Facebook’s push to enable fundraising for causes also extends to Live Audio Rooms, which can work like a telethon with features like direct donation and a progress bar.

Despite these nuances, the new service mimics Clubhouse in some key ways, at least in core function. But spiritually, there’s a distinction between the two efforts.

One of the appealing aspects of Clubhouse is that the accounts of famous people are the same as others, and they jump in and out of chats, just like anyone else. It adds to a sense of perceived intimacy, as though there’s less of a wall dividing famous folk from their fans.

Facebook’s choices appear to keep the digital velvet ropes intact — though, notably, the reasons may be understandable. Infamous for the bad actors and misinformation that have been allowed to run amuck on the platform, the company has to take things like verification seriously and carefully consider how it structures the conversations. But there’s no telling how followers will react to that.

Neither is it clear how the company plans to moderate this type of content, which may be critical to stem the spread of misinformation and disinformation. The announcement offered no clues, but Facebook moderators must surely be girding their loins.

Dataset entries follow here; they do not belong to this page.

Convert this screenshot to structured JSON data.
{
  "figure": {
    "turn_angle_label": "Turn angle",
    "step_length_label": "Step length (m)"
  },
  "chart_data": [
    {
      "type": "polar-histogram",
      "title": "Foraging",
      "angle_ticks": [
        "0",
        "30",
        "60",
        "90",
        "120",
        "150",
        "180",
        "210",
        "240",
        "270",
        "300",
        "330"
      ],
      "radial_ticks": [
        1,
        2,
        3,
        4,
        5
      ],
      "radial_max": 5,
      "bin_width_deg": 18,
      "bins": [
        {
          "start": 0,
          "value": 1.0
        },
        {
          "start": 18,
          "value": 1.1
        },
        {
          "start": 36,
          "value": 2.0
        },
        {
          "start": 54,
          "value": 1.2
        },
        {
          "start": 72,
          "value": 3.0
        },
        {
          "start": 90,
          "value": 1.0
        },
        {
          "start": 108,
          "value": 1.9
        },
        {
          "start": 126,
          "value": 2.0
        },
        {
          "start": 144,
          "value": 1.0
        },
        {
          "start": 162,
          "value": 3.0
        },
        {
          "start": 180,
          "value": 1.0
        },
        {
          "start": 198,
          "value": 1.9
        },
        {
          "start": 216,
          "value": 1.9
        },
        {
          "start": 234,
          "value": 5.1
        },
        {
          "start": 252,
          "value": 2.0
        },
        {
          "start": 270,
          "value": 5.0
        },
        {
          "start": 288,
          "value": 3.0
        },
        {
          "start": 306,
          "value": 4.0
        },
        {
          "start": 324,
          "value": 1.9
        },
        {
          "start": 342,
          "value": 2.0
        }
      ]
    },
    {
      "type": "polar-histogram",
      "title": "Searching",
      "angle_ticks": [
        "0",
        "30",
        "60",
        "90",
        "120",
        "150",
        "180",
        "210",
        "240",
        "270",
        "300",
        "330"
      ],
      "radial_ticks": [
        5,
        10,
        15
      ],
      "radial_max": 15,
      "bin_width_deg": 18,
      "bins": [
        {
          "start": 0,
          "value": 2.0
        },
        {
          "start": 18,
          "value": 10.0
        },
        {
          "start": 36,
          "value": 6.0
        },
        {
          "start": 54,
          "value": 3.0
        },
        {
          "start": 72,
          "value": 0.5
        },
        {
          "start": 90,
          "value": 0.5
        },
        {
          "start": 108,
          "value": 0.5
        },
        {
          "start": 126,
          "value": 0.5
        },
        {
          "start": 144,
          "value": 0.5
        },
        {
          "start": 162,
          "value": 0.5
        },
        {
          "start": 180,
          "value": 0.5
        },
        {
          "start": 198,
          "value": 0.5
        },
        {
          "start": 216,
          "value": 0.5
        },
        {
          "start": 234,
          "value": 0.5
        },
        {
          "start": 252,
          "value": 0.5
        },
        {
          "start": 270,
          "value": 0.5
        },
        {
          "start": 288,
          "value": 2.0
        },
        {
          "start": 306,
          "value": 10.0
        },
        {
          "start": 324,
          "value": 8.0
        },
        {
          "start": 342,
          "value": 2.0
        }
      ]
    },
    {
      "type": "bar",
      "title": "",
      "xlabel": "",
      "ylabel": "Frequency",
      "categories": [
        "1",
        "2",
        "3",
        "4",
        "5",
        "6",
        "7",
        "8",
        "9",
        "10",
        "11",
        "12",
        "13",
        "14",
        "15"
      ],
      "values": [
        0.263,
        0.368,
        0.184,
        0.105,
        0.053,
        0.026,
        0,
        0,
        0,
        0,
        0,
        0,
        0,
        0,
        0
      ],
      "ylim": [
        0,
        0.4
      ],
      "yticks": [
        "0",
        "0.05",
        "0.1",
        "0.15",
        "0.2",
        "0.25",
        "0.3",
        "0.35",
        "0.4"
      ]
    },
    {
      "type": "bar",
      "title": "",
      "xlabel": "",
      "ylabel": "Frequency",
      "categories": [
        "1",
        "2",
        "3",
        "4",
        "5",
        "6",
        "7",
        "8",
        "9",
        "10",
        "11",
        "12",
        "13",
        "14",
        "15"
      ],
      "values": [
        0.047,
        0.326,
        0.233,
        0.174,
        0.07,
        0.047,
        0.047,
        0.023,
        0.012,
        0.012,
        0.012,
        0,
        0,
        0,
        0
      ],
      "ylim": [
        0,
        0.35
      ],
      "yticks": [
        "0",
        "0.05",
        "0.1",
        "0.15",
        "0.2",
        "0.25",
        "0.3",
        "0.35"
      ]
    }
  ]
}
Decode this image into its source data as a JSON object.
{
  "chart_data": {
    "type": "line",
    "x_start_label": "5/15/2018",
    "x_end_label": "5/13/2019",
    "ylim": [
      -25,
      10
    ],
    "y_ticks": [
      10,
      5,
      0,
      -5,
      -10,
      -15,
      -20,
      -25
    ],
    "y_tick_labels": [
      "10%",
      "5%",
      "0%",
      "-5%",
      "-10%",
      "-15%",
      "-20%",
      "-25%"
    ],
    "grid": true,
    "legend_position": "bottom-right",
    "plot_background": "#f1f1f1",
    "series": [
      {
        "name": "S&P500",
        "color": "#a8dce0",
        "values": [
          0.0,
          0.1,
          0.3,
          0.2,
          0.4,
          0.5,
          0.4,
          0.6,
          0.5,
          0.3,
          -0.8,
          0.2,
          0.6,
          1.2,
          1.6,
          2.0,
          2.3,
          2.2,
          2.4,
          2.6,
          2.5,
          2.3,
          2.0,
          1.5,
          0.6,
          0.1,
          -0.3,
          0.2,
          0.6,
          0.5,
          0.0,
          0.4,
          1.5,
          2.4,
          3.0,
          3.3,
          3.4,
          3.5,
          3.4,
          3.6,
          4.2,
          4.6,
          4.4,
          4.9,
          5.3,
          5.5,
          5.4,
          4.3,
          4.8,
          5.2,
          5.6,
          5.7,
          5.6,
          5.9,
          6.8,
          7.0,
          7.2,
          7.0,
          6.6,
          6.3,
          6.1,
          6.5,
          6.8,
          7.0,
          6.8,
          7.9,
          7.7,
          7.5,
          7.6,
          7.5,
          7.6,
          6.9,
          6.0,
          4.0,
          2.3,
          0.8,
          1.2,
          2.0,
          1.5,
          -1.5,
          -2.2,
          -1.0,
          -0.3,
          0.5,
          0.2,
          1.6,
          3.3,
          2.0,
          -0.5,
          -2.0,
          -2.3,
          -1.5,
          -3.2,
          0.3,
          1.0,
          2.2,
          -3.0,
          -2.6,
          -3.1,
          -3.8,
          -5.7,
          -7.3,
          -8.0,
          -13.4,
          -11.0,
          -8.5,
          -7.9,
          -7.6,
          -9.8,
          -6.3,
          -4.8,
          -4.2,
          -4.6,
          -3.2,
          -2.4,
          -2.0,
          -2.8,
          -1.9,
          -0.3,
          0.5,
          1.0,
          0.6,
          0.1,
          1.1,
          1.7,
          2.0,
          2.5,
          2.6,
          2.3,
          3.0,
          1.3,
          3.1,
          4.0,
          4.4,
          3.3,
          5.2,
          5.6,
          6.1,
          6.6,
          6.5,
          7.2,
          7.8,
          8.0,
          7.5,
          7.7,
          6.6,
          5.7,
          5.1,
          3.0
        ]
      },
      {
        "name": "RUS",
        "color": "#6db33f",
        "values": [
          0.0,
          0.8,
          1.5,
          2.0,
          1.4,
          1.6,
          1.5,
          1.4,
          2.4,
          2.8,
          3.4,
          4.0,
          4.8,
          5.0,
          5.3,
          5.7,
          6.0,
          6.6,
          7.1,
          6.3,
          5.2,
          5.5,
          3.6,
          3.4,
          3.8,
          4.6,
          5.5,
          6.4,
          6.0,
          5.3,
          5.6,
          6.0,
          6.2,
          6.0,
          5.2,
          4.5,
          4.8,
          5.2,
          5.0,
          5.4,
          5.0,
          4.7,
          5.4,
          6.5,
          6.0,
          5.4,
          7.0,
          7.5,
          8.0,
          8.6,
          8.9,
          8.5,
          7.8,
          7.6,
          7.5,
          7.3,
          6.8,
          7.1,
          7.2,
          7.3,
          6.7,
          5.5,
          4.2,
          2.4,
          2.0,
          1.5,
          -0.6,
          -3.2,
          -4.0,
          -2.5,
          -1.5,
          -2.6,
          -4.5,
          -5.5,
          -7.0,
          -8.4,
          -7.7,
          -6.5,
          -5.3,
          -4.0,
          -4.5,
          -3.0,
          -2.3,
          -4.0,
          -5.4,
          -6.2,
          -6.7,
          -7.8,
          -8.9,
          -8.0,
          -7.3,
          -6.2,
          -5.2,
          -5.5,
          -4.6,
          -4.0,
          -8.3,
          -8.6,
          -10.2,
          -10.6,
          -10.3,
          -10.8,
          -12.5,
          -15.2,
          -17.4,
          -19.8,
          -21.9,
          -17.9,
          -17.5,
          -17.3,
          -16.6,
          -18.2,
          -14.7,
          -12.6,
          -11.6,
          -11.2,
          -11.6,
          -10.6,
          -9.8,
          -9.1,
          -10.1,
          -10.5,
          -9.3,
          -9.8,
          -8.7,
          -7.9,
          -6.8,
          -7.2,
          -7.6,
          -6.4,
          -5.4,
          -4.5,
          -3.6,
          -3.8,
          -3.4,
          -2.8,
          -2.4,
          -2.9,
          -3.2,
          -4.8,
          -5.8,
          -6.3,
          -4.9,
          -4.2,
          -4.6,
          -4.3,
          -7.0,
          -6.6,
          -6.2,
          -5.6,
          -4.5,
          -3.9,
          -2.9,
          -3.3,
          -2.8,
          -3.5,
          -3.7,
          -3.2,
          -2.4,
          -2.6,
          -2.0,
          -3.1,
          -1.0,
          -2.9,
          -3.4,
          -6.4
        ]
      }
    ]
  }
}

After all, audio and video content tends to resonate beyond the mere written word, and unlike Clubhouse — which caps conversations to 5,000 listeners — there’s no limit on Facebook’s room size. Meanwhile, it looks like the mechanisms designed to keep people tuned into the platform and drive virality and amplification will apply to Live Audio Rooms as well.

Regardless, the social media giant is moving full steam ahead on this and its other “plans to bring social audio experiences to Facebook,” it said.

The effort includes the new podcast service, as well as upcoming podcast features, like capturing and sharing short clips, turning on captions and eventually making podcasts more social.

Facebook called both of these efforts “just the beginning of our audio journey,” and indeed, later this year, the company plans to launch a short-form audio clip service called Soundbites. It will also soon start testing other initiatives, like a central listening destination and background audio listening for videos.

The work suggests that the tech company is ramping up across a growing list of media and multimedia priorities, with audio joining its other focus on video — across both its main platform and Instagram, which has multiple video services and features now — while other branches of the company pursue augmented reality and virtual reality.

Facebook looks determined to own as many conversations as it can on as many platforms as possible, until everything the public reads, hears, sees, talks about and experiences bears the Facebook imprimatur. That may seem like a dystopian view, but for a technology empire whose revenue soared 48 percent to nab $26.2 billion in revenue for the first three months of 2021 alone, the company has the resources to try — and apparently, when it comes to mimicking other platforms, also the will.